100 % BENEVOLES 0 % EUTHANASIE


Pecquencourt : un refuge grand ouvert à toutes les vies animales, aussi cabossées soient-elles

18/10/2015 20:53

Le refuge de SOS animaux Pecquencourt organise des portes ouvertes ce week-end. L'occasion de découvrir un lieu qui fonctionne sans subventions tout en étant intransigeant sur un principe lourd d'engagements : « Ici, on accepte tous les animaux. »
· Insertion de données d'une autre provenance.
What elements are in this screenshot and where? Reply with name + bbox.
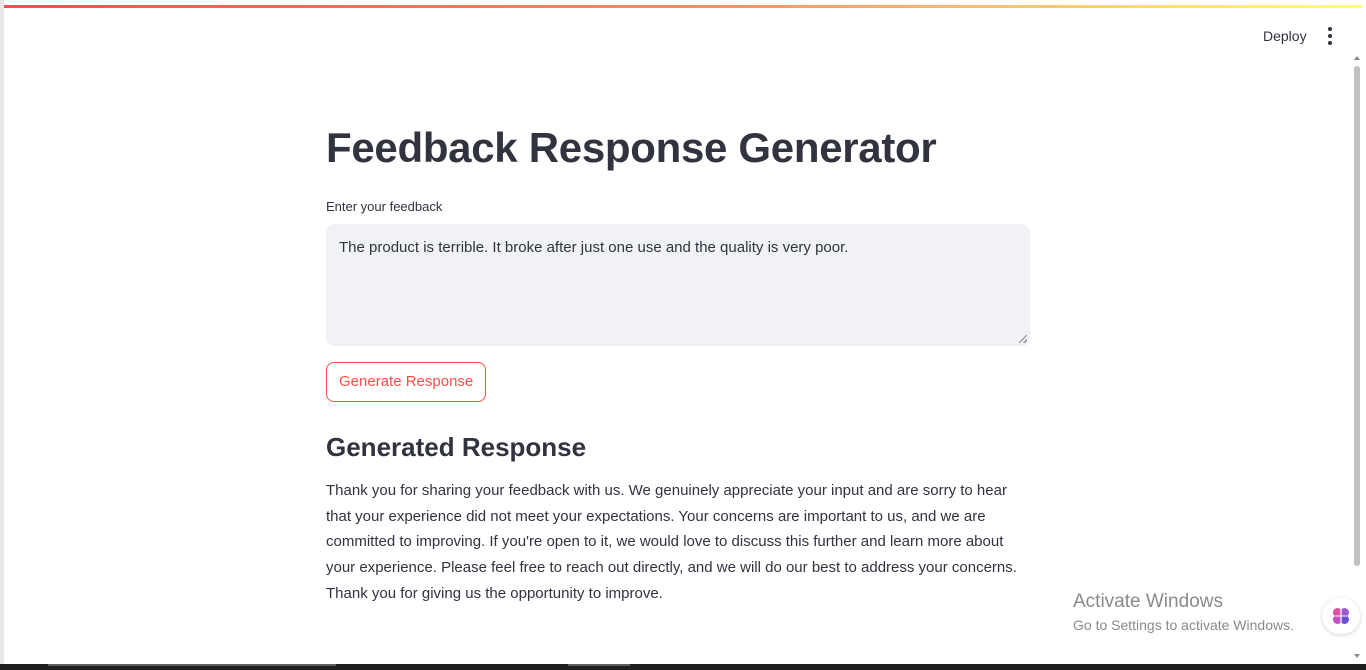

Le petit refuge pour animaux de la commune a accueilli de nombreuses personnes hier, pour un week-end portes ouvertes qui se poursuit aujourd'hui. Vente d'objets divers, stand de maquillage, etc., ce genre de manifestations organisées régulièrement permet à ce refuge de subvenir à ses besoins. Une préoccupation permanente pour cette association indépendante qui en plus a une haute idée de la cause animale. «                      Ici on n'euthanasie jamais d'animaux, insiste Jessy Degand, la jeune et actuelle présidente. Tous les animaux, quel que soit l'état dans lequel on nous les amène, sont soignés.                      »

Le budget soins vétérinaires représente un peu moins de la moitié du budget annuel total, 60 000 € (!) sur 130 000. 130 000 € que l'association doit se débrouiller pour amasser toute seule. Une tâche épuisante que Mme Degand résume d'une formule : «                      C'est un combat de chaque jour, un stress permanent pour trouver de l'argent. Ici on gère la misère avec le cœur.                      »

Mme Degand prend une heure pour faire visiter les locaux, mis à disposition gratuitement par la mairie. Chaque coin est occupé. Dans les bureaux eux-mêmes, des pièces sont à moitié réservées à des chats ou des petits chiens. La chatterie occupe une pièce du haut. La présidente connaît chaque animal et son histoire. Certaines sont tristes : tel chat trouvé errant avec une fracture ouverte (frais de vétérinaire correspondant) ; tel autre avec des tumeurs buccales qui lui ont fait tomber presque toutes ses dents (frais de vétérinaire correspondant) ; dans un coin, isolé, des chats porteurs du virus de l'immunodéficience féline, le sida du chat (frais de vétérinaire correspondant), pas dangereux pour l'homme mais pour leurs congénères si. Des chats qui ne seront jamais adoptés et qui finiront leur vie ici.

Dans les boxes pour chiens, il y a aussi des vies animales cabossées récupérées in extremis (frais vétérinaires correspondant). «                      Contrairement à d'autres, on accepte les chiens de catégorie, parfois systématiquement piqués                      », indique Mme Degand en passant devant le box d'un pitbull.

On s'attarde sur ces quelques cas mais ce refuge n'est pas seulement celui des animaux éclopés. Hormis certains, Mme Degand est confiante dans le fait que chacun trouvera un jour un maître.

En attendant chapeau aux quelques bénévoles et aux quatre personnes sous contrats (contrat aidé, etc., «                      Une aide indispensable                      ») qui font tourner ce centre où on prend les animaux tels qu'ils arrivent.